U.S. Natural Gas Drilling Declines as Oil Growth Drives Overall Upstream Activity Higher
The U.S. natural gas rig count fell four units to 162 for the week ended Friday (Sept. 16), while an eight-rig increase in oil-directed drilling lifted the combined domestic tally four units higher to 763, according to updated figures from Baker Hughes Co. (BKR).
The 763 active U.S. rigs as of Friday compares with 512 rigs running at this time last year, according to the BKR numbers, which are based partly on data from Enverus.
Land drilling increased by three rigs overall, while one rig was added in the Gulf of Mexico, raising the total there to 14. Directional drilling increased by two rigs domestically, while horizontal drilling increased by three units. Partially offsetting was a one-rig decline in vertical drilling.
Canada added six rigs week/week, all oil-directed. The Canadian count finished the period at 211, up from 154 a year ago.
Counting by major drilling region, the Permian led with an increase of three rigs week/week, raising its total to 343, up from 259 in the year-earlier period. The Cana Woodford added two rigs, while the Eagle Ford Shale added one. On the other side of the ledger, the Williston Basin saw one rig exit overall during the period.

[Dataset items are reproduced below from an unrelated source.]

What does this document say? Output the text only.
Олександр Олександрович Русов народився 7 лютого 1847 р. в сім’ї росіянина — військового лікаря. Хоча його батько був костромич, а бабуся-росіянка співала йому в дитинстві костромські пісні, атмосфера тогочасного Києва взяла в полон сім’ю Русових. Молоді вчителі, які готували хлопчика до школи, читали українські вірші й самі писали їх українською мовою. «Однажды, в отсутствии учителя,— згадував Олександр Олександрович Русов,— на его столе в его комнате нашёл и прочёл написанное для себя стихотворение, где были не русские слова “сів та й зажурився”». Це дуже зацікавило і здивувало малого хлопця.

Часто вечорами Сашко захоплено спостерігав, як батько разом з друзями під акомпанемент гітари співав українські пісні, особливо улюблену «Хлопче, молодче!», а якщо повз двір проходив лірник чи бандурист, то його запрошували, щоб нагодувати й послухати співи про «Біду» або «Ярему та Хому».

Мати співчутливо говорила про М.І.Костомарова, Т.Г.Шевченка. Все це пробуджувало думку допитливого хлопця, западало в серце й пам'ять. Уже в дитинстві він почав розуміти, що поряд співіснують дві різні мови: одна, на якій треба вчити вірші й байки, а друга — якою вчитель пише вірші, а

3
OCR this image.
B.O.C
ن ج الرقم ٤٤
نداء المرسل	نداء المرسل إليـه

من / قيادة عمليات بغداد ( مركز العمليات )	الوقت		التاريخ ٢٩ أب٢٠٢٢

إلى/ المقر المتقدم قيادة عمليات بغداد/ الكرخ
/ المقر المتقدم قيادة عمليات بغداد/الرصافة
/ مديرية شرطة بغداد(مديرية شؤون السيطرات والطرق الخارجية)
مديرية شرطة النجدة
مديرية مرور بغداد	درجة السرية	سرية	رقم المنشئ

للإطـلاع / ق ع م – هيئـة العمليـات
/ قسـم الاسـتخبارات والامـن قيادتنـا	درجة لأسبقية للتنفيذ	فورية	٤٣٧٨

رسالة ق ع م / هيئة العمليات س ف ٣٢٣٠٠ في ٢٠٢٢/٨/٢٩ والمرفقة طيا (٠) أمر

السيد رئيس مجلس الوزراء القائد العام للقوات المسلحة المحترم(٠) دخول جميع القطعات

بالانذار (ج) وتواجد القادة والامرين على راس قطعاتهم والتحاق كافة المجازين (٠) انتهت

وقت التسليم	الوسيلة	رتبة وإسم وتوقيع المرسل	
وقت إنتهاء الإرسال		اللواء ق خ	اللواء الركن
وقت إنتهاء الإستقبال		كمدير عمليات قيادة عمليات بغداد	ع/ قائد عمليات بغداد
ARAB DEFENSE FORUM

In the state-by-state count, Texas picked up five rigs overall, while Louisiana added one. New Mexico and North Dakota each dropped one rig from their respective totals, the BKR data show.
U.S. oil output was flat for a third consecutive week as demand fell amid increasing consternation about a looming economic recession, updated U.S. Energy Information Administration (EIA) data showed earlier in the week.
Production for the period ended Sept. 9 was even with the previous two weeks at 12.1 million b/d, EIA said in its Weekly Petroleum Status Report. That kept output near the 2022 high of 12.2 million b/d reached earlier in the summer, but it was still about 1 million b/d below the pre-pandemic peak reached in early 2020.
Exploration and production (E&P) companies have been cautious about raising output quickly because of political and investor pressure to focus more on renewable energy and share buybacks. Now, amid stubbornly high inflation that threatens to tilt the U.S. economy into recession and dampen energy demand, E&Ps have added reason to hold the line on production, analysts say.